CHP Genel Başkan Yardımcısı Erdal Aksünger, kendilerine ulaşmaya çalışan Bylock’un sahibi David Keynes’in gönderdiği tüm mailleri ve telefon trafiğini...

ABD’den gelen mailler Başbakanlık’ta

CHP Genel Başkan Yardımcısı Erdal Aksünger, kendilerine ulaşmaya çalışan Bylock’un sahibi David Keynes’in gönderdiği tüm mailleri ve telefon trafiğini Başbakanlık Müsteşarı’na verdiklerini söyledi.

Sibel HÜRTAŞ

ANKARA- Adalet Bakanı Bekir Bozdağ, CHP Lideri Kemal Kılıçdaroğlu’na "ABD’den gelen mailleri açıkla" diye çıkışması, siyasette "mail izleme" tartışmasını beraberinde getirdi. Bekir Bozdağ’ın hangi maillerden bahsettiği bilinmiyor ama CHP’ye ABD’den gelen bir değil birkaç mail var. O maillerin adresi de Bylock’un sahibi David Keynes…

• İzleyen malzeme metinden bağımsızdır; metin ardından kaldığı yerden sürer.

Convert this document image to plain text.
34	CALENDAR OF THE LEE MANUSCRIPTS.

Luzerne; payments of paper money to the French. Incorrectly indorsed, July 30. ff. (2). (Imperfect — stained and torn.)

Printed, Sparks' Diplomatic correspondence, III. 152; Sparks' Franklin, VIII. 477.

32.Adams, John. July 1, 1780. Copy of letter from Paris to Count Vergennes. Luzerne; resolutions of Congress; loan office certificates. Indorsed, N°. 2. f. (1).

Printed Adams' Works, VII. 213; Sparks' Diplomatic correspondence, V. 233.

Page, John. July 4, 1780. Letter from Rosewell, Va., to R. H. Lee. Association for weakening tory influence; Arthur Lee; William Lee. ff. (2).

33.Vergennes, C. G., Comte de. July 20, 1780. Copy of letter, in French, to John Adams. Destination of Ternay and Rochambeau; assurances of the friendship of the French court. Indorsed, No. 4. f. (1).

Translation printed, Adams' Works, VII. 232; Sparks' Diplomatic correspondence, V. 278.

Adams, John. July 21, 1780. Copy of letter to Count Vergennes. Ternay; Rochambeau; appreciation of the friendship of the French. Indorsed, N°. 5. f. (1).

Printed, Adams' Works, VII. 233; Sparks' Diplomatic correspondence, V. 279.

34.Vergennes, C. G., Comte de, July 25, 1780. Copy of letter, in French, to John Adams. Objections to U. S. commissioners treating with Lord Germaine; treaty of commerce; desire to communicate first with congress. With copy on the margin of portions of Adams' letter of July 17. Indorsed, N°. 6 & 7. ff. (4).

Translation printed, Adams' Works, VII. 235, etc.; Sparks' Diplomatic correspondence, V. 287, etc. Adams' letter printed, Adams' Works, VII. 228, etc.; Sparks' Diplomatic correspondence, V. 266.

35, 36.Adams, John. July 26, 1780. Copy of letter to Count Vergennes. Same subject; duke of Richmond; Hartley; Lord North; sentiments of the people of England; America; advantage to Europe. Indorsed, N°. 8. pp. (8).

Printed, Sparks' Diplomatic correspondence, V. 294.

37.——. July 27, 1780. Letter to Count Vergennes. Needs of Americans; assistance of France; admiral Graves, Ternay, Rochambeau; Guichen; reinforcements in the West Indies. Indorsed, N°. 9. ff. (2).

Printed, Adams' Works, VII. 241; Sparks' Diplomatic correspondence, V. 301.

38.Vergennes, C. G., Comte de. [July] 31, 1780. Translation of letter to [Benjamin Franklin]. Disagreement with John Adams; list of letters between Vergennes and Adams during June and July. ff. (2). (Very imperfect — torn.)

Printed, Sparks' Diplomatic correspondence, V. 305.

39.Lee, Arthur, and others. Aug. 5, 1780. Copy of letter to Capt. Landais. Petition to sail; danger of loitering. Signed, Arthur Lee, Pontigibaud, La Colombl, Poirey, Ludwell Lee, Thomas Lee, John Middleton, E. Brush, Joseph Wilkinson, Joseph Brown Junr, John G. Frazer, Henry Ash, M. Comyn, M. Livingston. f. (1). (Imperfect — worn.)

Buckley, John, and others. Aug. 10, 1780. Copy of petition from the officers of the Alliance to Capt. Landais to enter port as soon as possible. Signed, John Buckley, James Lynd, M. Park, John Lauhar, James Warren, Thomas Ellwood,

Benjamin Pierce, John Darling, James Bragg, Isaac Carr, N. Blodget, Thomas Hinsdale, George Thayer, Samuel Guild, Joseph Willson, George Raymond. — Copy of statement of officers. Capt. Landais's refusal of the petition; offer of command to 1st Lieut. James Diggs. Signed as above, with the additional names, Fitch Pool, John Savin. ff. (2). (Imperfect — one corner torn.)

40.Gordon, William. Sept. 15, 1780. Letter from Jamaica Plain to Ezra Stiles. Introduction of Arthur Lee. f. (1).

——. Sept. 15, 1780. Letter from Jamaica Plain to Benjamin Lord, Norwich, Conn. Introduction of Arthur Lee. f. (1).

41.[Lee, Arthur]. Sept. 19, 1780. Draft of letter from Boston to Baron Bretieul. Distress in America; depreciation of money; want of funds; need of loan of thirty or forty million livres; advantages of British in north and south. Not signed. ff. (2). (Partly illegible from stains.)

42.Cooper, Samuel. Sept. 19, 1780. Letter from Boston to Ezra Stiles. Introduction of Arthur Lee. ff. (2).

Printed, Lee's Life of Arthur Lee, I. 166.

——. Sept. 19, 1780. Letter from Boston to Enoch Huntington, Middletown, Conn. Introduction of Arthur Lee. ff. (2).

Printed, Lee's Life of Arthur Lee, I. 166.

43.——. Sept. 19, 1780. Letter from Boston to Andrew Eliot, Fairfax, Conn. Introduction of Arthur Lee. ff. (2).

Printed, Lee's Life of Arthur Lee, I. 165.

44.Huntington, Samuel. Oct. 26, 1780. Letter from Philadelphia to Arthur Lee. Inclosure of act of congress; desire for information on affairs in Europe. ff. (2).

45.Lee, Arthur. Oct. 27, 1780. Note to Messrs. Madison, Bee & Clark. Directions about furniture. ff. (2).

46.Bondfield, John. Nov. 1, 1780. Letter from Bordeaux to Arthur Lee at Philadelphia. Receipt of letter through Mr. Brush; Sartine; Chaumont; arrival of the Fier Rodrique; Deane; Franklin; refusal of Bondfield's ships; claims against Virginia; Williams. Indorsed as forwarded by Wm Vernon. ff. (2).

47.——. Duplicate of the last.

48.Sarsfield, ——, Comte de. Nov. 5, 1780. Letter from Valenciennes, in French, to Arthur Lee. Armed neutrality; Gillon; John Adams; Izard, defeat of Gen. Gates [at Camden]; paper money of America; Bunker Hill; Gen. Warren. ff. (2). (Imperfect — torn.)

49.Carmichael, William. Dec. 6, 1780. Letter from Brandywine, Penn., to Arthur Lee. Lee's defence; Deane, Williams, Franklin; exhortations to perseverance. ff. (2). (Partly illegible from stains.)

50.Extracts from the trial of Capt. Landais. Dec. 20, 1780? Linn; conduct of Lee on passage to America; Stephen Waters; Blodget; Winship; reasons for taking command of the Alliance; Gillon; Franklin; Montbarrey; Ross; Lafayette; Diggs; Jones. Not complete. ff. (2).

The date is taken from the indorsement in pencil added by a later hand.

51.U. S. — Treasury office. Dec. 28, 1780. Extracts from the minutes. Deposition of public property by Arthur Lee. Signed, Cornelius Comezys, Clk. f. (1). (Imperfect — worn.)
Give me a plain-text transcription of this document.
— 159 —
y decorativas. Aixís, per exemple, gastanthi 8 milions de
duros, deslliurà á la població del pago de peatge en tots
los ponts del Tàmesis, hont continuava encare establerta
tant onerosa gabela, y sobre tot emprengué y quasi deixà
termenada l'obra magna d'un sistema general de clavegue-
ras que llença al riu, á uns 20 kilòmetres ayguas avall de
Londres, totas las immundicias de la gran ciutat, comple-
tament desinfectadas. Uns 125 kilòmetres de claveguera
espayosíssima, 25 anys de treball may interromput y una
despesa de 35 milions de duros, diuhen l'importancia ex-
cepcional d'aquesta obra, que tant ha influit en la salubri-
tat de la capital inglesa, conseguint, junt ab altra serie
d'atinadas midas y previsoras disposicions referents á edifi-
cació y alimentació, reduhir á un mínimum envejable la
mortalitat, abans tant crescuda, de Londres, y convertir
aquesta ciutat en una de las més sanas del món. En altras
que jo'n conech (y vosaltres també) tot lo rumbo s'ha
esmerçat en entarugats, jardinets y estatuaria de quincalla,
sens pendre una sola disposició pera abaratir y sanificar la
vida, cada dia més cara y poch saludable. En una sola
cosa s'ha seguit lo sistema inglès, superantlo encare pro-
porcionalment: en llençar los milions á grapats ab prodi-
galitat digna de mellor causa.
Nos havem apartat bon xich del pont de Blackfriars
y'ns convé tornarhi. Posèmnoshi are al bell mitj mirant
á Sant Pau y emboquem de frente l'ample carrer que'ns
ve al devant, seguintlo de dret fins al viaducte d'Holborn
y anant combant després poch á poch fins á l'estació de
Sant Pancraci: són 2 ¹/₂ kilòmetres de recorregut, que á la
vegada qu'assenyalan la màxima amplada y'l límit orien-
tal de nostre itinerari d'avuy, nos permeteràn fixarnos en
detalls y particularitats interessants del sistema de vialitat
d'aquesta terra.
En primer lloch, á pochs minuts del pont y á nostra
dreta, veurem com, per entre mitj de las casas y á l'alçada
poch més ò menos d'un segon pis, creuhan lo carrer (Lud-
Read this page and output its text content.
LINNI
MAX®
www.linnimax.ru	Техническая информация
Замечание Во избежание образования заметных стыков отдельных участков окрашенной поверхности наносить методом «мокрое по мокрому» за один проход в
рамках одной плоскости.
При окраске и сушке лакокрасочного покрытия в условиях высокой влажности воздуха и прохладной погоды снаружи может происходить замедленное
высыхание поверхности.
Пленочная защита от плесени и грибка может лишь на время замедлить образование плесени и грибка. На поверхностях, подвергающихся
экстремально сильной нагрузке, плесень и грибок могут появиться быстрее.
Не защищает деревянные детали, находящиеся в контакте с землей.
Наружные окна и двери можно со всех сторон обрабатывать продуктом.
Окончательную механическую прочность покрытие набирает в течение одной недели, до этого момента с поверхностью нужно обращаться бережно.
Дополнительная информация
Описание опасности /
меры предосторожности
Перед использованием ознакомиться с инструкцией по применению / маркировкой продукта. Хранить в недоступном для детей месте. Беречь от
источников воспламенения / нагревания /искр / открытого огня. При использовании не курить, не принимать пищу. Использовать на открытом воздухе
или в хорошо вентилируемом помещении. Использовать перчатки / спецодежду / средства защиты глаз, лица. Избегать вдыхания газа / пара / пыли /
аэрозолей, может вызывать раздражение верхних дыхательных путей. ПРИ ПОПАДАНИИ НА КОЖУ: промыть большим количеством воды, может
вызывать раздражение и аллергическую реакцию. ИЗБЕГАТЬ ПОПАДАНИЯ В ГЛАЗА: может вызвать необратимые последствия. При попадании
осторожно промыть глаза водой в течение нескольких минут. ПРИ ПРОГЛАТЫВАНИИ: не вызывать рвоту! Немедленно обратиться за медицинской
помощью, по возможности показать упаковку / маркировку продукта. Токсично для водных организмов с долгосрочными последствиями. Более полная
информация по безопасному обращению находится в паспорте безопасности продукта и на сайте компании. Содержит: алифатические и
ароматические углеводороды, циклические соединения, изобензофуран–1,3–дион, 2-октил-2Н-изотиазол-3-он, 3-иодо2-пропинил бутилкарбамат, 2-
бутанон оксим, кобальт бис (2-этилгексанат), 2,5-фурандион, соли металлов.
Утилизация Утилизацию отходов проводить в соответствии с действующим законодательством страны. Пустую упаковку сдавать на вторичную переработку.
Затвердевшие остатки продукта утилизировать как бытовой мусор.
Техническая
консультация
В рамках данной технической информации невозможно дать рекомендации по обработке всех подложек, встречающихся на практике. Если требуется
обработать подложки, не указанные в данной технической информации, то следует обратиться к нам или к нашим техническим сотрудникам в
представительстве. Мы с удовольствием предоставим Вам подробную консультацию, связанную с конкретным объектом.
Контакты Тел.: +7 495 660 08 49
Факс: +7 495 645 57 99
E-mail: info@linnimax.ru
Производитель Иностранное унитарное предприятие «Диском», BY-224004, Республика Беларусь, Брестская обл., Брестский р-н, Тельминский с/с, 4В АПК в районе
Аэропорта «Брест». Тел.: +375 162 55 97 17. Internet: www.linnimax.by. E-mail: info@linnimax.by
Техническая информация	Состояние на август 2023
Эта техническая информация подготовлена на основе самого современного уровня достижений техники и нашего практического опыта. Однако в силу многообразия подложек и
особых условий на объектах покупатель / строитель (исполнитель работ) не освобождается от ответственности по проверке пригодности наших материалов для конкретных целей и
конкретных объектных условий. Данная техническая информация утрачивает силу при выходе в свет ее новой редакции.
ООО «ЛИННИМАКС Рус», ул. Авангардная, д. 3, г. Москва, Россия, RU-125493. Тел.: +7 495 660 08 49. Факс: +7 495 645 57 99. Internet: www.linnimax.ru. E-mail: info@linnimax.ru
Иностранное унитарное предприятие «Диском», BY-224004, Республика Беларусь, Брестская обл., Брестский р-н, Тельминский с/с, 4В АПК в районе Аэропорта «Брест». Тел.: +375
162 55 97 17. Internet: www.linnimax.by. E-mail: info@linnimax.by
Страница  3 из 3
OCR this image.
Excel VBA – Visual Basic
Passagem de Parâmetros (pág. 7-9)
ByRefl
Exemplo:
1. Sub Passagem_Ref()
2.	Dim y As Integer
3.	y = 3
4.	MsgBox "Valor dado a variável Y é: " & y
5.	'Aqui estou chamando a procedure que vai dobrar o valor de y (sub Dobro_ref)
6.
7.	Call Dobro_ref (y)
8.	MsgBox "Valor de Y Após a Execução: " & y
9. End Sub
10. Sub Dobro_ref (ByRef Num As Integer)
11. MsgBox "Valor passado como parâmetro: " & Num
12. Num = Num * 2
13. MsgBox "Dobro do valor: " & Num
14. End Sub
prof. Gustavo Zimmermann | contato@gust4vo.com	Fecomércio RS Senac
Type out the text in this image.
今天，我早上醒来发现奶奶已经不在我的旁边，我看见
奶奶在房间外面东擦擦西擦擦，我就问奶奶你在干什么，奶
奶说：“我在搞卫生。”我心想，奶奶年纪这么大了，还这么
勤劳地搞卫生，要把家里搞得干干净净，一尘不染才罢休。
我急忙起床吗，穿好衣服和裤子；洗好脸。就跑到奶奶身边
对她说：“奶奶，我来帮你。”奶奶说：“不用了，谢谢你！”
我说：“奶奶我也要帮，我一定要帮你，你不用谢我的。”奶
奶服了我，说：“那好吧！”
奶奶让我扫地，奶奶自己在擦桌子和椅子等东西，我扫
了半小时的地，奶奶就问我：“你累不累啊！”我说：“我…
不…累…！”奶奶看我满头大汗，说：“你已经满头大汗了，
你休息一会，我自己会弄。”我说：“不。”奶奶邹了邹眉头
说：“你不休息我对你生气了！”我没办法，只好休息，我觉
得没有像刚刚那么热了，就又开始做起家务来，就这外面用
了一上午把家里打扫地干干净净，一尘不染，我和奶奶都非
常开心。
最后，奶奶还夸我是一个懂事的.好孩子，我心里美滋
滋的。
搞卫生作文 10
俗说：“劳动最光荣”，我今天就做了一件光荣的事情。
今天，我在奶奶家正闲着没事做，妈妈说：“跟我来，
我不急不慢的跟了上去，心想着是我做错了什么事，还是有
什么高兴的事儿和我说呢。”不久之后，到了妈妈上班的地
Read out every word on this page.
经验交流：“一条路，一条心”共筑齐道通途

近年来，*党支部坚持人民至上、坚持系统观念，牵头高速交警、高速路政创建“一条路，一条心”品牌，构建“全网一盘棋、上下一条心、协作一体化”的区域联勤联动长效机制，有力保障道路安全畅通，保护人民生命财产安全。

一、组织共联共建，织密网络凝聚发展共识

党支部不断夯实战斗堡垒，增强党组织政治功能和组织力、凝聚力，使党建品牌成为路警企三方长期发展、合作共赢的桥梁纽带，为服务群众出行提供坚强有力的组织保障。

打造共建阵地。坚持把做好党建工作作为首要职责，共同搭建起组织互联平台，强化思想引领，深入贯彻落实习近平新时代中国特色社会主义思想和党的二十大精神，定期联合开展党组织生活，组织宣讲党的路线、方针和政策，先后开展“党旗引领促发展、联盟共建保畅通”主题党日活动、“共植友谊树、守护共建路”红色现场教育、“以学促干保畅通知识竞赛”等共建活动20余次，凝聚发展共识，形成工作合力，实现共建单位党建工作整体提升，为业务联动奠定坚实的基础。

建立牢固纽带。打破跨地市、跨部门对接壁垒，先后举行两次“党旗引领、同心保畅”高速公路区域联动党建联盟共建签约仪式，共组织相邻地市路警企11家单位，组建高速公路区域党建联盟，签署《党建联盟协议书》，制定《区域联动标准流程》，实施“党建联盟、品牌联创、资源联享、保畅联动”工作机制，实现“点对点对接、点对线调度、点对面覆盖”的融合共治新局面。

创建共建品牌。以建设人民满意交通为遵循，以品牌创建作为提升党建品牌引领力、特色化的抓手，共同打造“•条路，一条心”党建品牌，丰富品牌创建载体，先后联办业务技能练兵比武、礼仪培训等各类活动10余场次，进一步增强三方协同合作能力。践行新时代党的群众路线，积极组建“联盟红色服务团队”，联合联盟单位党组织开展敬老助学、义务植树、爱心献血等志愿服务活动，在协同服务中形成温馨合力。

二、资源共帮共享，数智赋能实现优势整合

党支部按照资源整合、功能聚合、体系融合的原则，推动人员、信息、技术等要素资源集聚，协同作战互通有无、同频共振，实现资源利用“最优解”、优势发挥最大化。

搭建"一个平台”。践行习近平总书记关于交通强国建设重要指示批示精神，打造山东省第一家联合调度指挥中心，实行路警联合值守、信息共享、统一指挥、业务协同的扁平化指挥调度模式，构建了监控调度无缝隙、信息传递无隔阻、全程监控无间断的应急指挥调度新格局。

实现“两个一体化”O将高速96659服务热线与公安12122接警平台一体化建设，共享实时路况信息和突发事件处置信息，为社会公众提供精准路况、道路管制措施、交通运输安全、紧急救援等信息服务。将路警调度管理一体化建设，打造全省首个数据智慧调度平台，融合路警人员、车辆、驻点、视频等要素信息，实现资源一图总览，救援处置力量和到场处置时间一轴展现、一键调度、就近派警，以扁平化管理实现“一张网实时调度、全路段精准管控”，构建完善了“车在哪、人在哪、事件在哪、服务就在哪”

Keynes, Türkiye basınında ortaya çıkmadan önce CHP’ye ulaşmaya çalışıp, bildiklerini anlatmak istemiş. CHP Genel Başkan Yardımcısı Erdal Aksünger, Keynes üzerinden gelen tüm mailleri ve telefon trafiğini toplayıp bir dosya halinde Başbakanlık Müsteşarına sunmuş.

CHP’li Aksünger, "Bu iş devletin görevi, istihbarat birimlerinin görevi diyerek, dosyayı onlara sunmuştuk zaten. Şimdi soruyorum, Bakan Bozdağ’ın bildiği bir şey varsa şimdi açıklasın. Neyi kast ediyor söylesin" diyor. Bu konudan ayrı olarak da Maillerin izlenmesi olasılığını gündeme getiren Aksünger, "Bakan o mailleri nereden aldığını, bunlara nasıl ulaştığını açıklasın. Ben öyle bir mailin olmadığını iddia ediyorum" diye konuştu.

CHP’nin Bilgi ve İletişim Teknolojilerinden sorumlu Genel Başkan Yardımcısı Erdal Aksünger, bylock sahibi David Keynes ile iletişimini, neler yaşadıklarını; Kemal Kılıçdaroğlu’nun maillerinin izlenip izlenmediğine yönelik tespitlerini anlattı:

Adalet Bakanı Bekir Bozdağ, Kemal Kılıçdaroğlu’na "ABD’den gelen mailleri açıkla" diye seslendi. Zaten toplumda yaygın bir dinlenme izlenme paranoyası varken, bu konuşma üzerine tüm dikkatler yine mi bir izleme, dinleme olayı ile karşı karşıyayız noktasına kilitlendi. Mailleriniz mi takip ediliyor?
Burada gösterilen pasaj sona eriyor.